Where this way of processing state looks a little ugly is when I chain a lot of operations together. For example:
generate_function state fn env_stack env statements return_type = let curr_code = state.current_function_code in let state = { state with current_function_code=[]; environment_stack=env::env_stack} in let state = add_code_line state (";FN="^fn) in let state = generate_statements state statements in let state = add_code_line state return_type in let state = { state with function_list = (fn, state.current_function_code)::state.function_list} in let state = add_symbol state fn (FunctionSymbol (-1)) in { state with current_function_code = curr_code; environment_stack=List.tl state.environment_stack }
A nicer way to string these calls together is to define the functions to take state as the final parameter.
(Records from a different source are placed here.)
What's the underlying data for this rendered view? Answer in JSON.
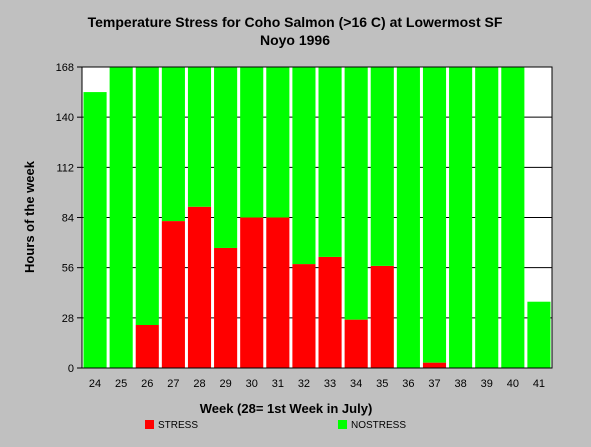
{
  "chart_data": {
    "type": "bar",
    "stacked": true,
    "title_lines": [
      "Temperature Stress for Coho Salmon (>16 C) at Lowermost SF",
      "Noyo 1996"
    ],
    "xlabel": "Week (28= 1st Week in July)",
    "ylabel": "Hours of the week",
    "categories": [
      "24",
      "25",
      "26",
      "27",
      "28",
      "29",
      "30",
      "31",
      "32",
      "33",
      "34",
      "35",
      "36",
      "37",
      "38",
      "39",
      "40",
      "41"
    ],
    "ylim": [
      0,
      168
    ],
    "yticks": [
      0,
      28,
      56,
      84,
      112,
      140,
      168
    ],
    "grid": true,
    "legend_position": "bottom",
    "series": [
      {
        "name": "STRESS",
        "color": "#ff0000",
        "values": [
          0,
          0,
          24,
          82,
          90,
          67,
          84,
          84,
          58,
          62,
          27,
          57,
          0,
          3,
          0,
          0,
          0,
          0
        ]
      },
      {
        "name": "NOSTRESS",
        "color": "#00ff00",
        "values": [
          154,
          168,
          144,
          86,
          78,
          101,
          84,
          84,
          110,
          106,
          141,
          111,
          168,
          165,
          168,
          168,
          168,
          37
        ]
      }
    ],
    "plot_background": "#ffffff",
    "page_background": "#c0c0c0"
  }
}
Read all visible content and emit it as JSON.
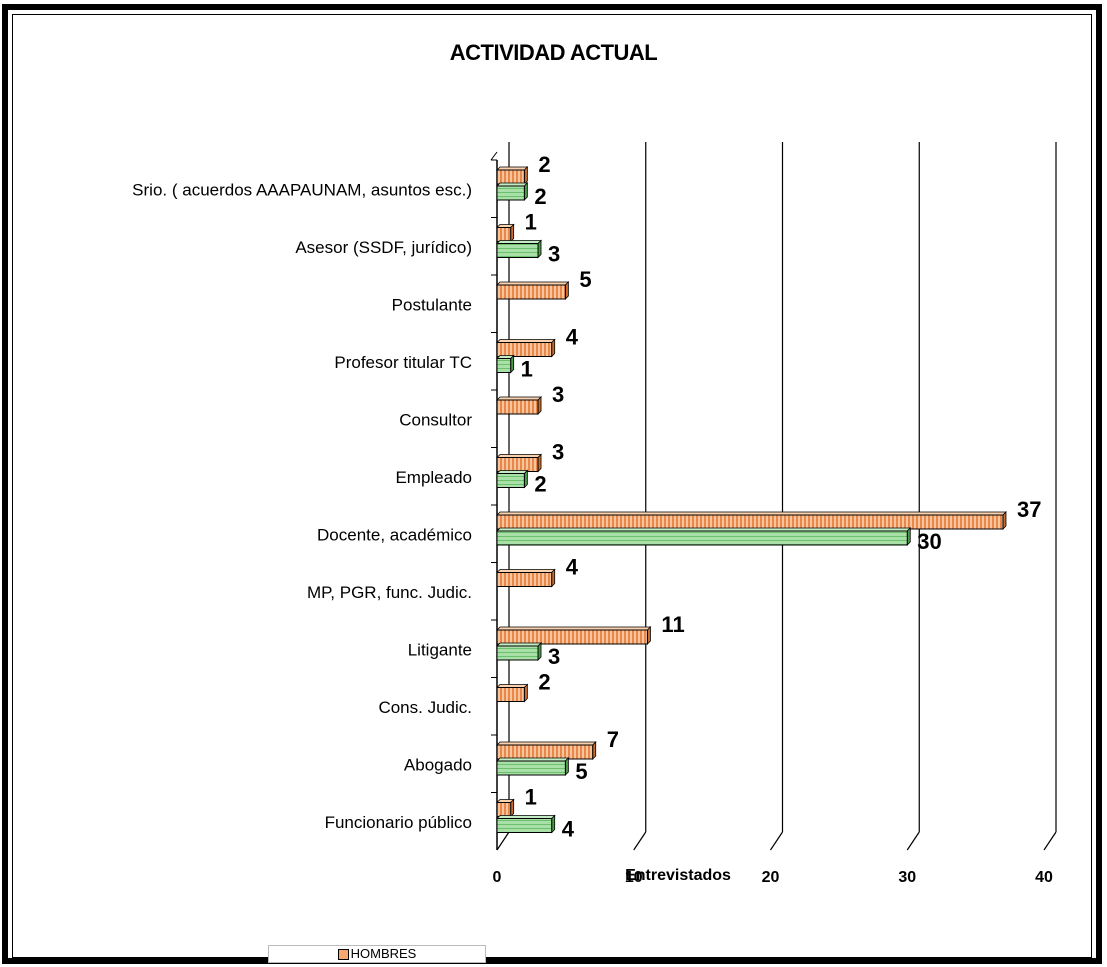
{
  "chart_data": {
    "type": "bar",
    "orientation": "horizontal",
    "title": "ACTIVIDAD ACTUAL",
    "xlabel": "Entrevistados",
    "ylabel": "",
    "xlim": [
      0,
      40
    ],
    "xticks": [
      0,
      10,
      20,
      30,
      40
    ],
    "grid": true,
    "legend_position": "bottom-left",
    "categories": [
      "Funcionario público",
      "Abogado",
      "Cons. Judic.",
      "Litigante",
      "MP, PGR, func. Judic.",
      "Docente, académico",
      "Empleado",
      "Consultor",
      "Profesor titular TC",
      "Postulante",
      "Asesor (SSDF, jurídico)",
      "Srio. ( acuerdos  AAAPAUNAM, asuntos esc.)"
    ],
    "series": [
      {
        "name": "HOMBRES",
        "color": "#f4a870",
        "values": [
          1,
          7,
          2,
          11,
          4,
          37,
          3,
          3,
          4,
          5,
          1,
          2
        ]
      },
      {
        "name": "",
        "color": "#8fd48f",
        "values": [
          4,
          5,
          null,
          3,
          null,
          30,
          2,
          null,
          1,
          null,
          3,
          2
        ]
      }
    ]
  }
}
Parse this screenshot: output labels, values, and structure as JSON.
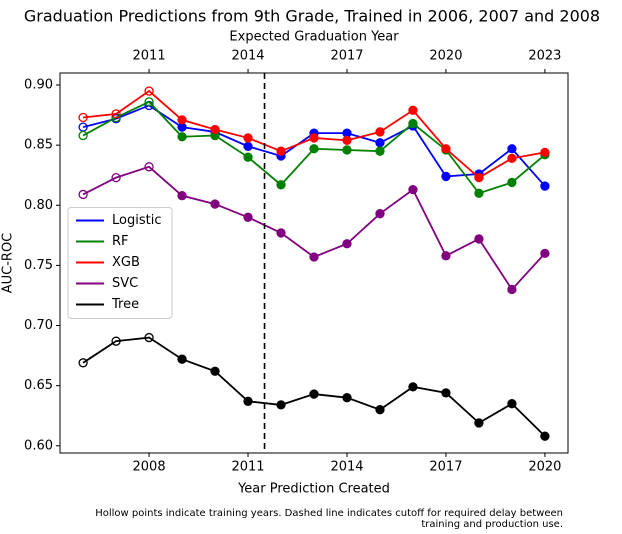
{
  "chart_data": {
    "type": "line",
    "title": "Graduation Predictions from 9th Grade, Trained in 2006, 2007 and 2008",
    "xlabel": "Year Prediction Created",
    "ylabel": "AUC-ROC",
    "x2label": "Expected Graduation Year",
    "footnote": [
      "Hollow points indicate training years. Dashed line indicates cutoff for required delay between",
      "training and production use."
    ],
    "x": [
      2006,
      2007,
      2008,
      2009,
      2010,
      2011,
      2012,
      2013,
      2014,
      2015,
      2016,
      2017,
      2018,
      2019,
      2020
    ],
    "series": [
      {
        "name": "Logistic",
        "color": "#0000ff",
        "values": [
          0.865,
          0.872,
          0.883,
          0.865,
          0.861,
          0.849,
          0.841,
          0.86,
          0.86,
          0.852,
          0.866,
          0.824,
          0.826,
          0.847,
          0.816
        ]
      },
      {
        "name": "RF",
        "color": "#008000",
        "values": [
          0.858,
          0.873,
          0.886,
          0.857,
          0.858,
          0.84,
          0.817,
          0.847,
          0.846,
          0.845,
          0.868,
          0.846,
          0.81,
          0.819,
          0.842
        ]
      },
      {
        "name": "XGB",
        "color": "#ff0000",
        "values": [
          0.873,
          0.876,
          0.895,
          0.871,
          0.863,
          0.856,
          0.845,
          0.856,
          0.854,
          0.861,
          0.879,
          0.847,
          0.823,
          0.839,
          0.844
        ]
      },
      {
        "name": "SVC",
        "color": "#800080",
        "values": [
          0.809,
          0.823,
          0.832,
          0.808,
          0.801,
          0.79,
          0.777,
          0.757,
          0.768,
          0.793,
          0.813,
          0.758,
          0.772,
          0.73,
          0.76
        ]
      },
      {
        "name": "Tree",
        "color": "#000000",
        "values": [
          0.669,
          0.687,
          0.69,
          0.672,
          0.662,
          0.637,
          0.634,
          0.643,
          0.64,
          0.63,
          0.649,
          0.644,
          0.619,
          0.635,
          0.608
        ]
      }
    ],
    "hollow_x_max": 2008,
    "cutoff_x": 2011.5,
    "xlim": [
      2005.3,
      2020.7
    ],
    "xticks": [
      2008,
      2011,
      2014,
      2017,
      2020
    ],
    "x2lim": [
      2008.3,
      2023.7
    ],
    "x2ticks": [
      2011,
      2014,
      2017,
      2020,
      2023
    ],
    "ylim": [
      0.594,
      0.91
    ],
    "yticks": [
      {
        "value": 0.6,
        "label": "0.60"
      },
      {
        "value": 0.65,
        "label": "0.65"
      },
      {
        "value": 0.7,
        "label": "0.70"
      },
      {
        "value": 0.75,
        "label": "0.75"
      },
      {
        "value": 0.8,
        "label": "0.80"
      },
      {
        "value": 0.85,
        "label": "0.85"
      },
      {
        "value": 0.9,
        "label": "0.90"
      }
    ],
    "legend": "center left"
  }
}
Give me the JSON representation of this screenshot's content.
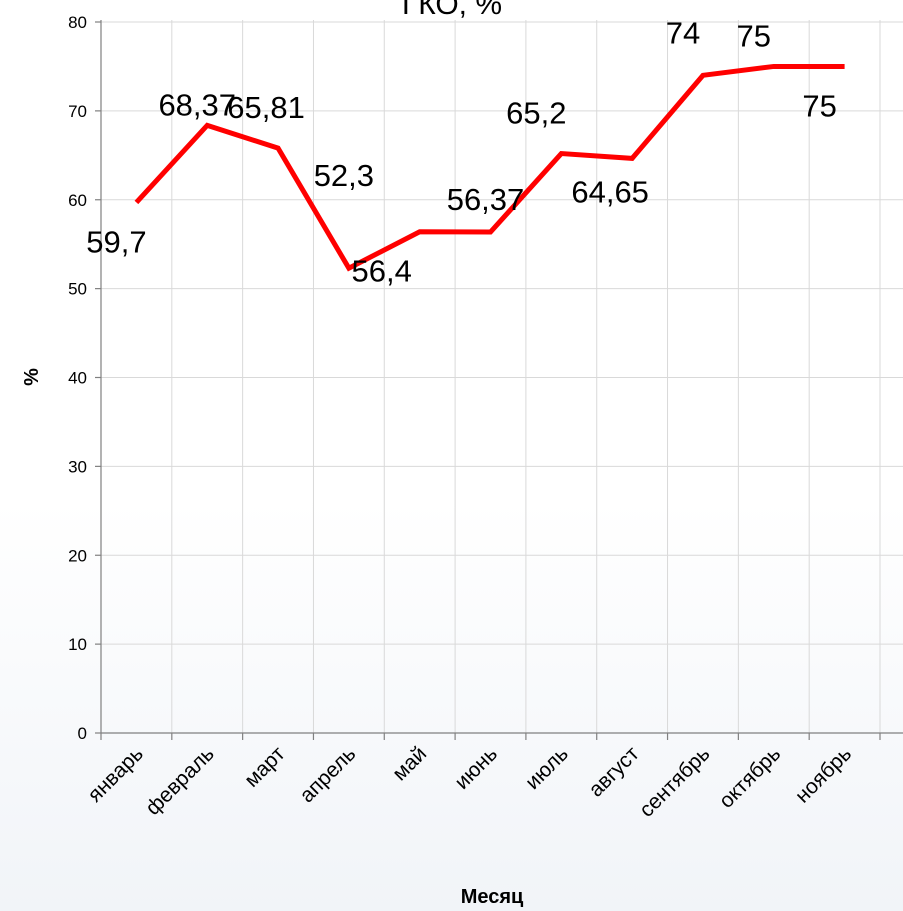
{
  "chart_data": {
    "type": "line",
    "title": "ГКО, %",
    "xlabel": "Месяц",
    "ylabel": "%",
    "ylim": [
      0,
      80
    ],
    "yticks": [
      0,
      10,
      20,
      30,
      40,
      50,
      60,
      70,
      80
    ],
    "grid": true,
    "legend": "none",
    "categories": [
      "январь",
      "февраль",
      "март",
      "апрель",
      "май",
      "июнь",
      "июль",
      "август",
      "сентябрь",
      "октябрь",
      "ноябрь"
    ],
    "series": [
      {
        "color": "#ff0000",
        "values": [
          59.7,
          68.37,
          65.81,
          52.3,
          56.4,
          56.37,
          65.2,
          64.65,
          74,
          75,
          75
        ],
        "labels": [
          "59,7",
          "68,37",
          "65,81",
          "52,3",
          "56,4",
          "56,37",
          "65,2",
          "64,65",
          "74",
          "75",
          "75"
        ]
      }
    ]
  }
}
Here are some simple examples:
let fun1 tn state = { state with next_temp_number = tn } let fun2 code state = { state with current_function_code = List.append state.current_function_code code } let fun3 newpc istr state = { state with is_tail_recursive = istr; pc = newpc }
Then, you can use the pipe-forward or reverse-application operator (|>), which I like to call the "chicken operator", to chain the calls together, like this:
let process_something state = state |> fun1 4 |> fun2 ["LDC 0"; "CEQ"] |> fun3 123 false
Because state is the last parameter, I just omit it from the calls to the other functions and they are treated as partially applied functions where the |> operator will supply the final state parameter. This operator wasn't in OCaml in 2005, but I could have just defined something like it (I think).